Check out Crete’s beautiful beaches
With such a diverse wealth of cultural sights it would easy to forget that this Greek gem also ‘does’ superb landscapes just as well as her neighbours! As well as dramatic gorges, dense forests, plains filled with palms and cacti, there are also a clutch of pristine beaches, ranging from sand to shingle. Check out breathtaking Elafonissi Beach on the west coast (which was voted sixth best beach in Europe by TripAdvisor), the superb Balos Beach at Kissamos (which was voted one of the world’s best beaches by CNN) and resilient Preveli Beach at Finikas which is slowly but surely re-establishing after a devastating fire three years ago.
Experience the Ancient and sacred trees
There are several locations across Crete that are home to sacred trees, such as olive, holy myrtle and lost forests, many of which are over 2,000 years old. The best way to experience this phenomenon up close is to join a local guided walking tour. Stop by the lost forest of Donkey island with its trees of twisted stumps and witness the 3250 year old olive tree that provided branches for the 2004 Olympic Games winners’ wreaths. More details on the holy trees of Crete can be found here.
Chill out in picturesque Archanes
The town of Archanes is a mere stone’s throw from Heraklion, yet couldn’t be more different. The dramatic mountain scenery, with quaint little white churches dotted around add to the village atmosphere. Base yourself here to explore the local Turkish and Venetian heritage, climb into the cooling mountains and bike the surrounding vineyards – one of my favourite things to see and do in Crete!
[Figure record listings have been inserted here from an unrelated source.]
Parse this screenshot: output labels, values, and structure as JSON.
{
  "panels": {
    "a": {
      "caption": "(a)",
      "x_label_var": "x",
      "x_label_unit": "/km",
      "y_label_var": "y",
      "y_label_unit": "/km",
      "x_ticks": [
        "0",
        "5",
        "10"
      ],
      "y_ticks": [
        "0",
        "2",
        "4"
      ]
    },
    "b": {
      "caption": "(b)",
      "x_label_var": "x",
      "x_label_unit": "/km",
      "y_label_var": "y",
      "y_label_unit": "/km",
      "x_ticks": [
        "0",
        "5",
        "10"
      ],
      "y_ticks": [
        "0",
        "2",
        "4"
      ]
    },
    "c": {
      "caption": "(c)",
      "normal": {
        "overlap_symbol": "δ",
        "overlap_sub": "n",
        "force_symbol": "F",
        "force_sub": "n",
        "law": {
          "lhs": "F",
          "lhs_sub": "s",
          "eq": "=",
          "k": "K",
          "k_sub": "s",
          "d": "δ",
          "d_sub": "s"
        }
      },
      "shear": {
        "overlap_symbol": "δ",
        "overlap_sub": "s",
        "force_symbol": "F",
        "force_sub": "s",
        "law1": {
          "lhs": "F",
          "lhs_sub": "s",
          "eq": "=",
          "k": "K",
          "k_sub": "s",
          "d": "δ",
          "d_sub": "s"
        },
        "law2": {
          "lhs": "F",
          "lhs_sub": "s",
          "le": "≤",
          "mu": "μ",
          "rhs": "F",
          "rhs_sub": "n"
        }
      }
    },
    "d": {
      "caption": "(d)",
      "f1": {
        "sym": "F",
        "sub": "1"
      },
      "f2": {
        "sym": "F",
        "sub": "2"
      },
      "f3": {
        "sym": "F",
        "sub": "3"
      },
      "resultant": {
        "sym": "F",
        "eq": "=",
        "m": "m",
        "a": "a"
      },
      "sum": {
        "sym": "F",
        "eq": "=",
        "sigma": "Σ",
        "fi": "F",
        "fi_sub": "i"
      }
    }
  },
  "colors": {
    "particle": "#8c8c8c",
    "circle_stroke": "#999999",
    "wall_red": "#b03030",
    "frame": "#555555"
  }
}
Spot the celebs in Elounda
If the name ‘Elounda’ rings a bell, it’s quite possible that you’ve read about this former Cretan fishing town in a glossy magazine. Recently it’s become the travel destination of choice – Brad Pitt and Angelina Jolie have holidayed here in the past! Grab a coffee and watch the beautiful people go by. You can also walk the town around the pretty Elounda Bay area and gaze over the long abandoned Spinalonga Island, which is a former Turkish fortress that was later used as a leper colony.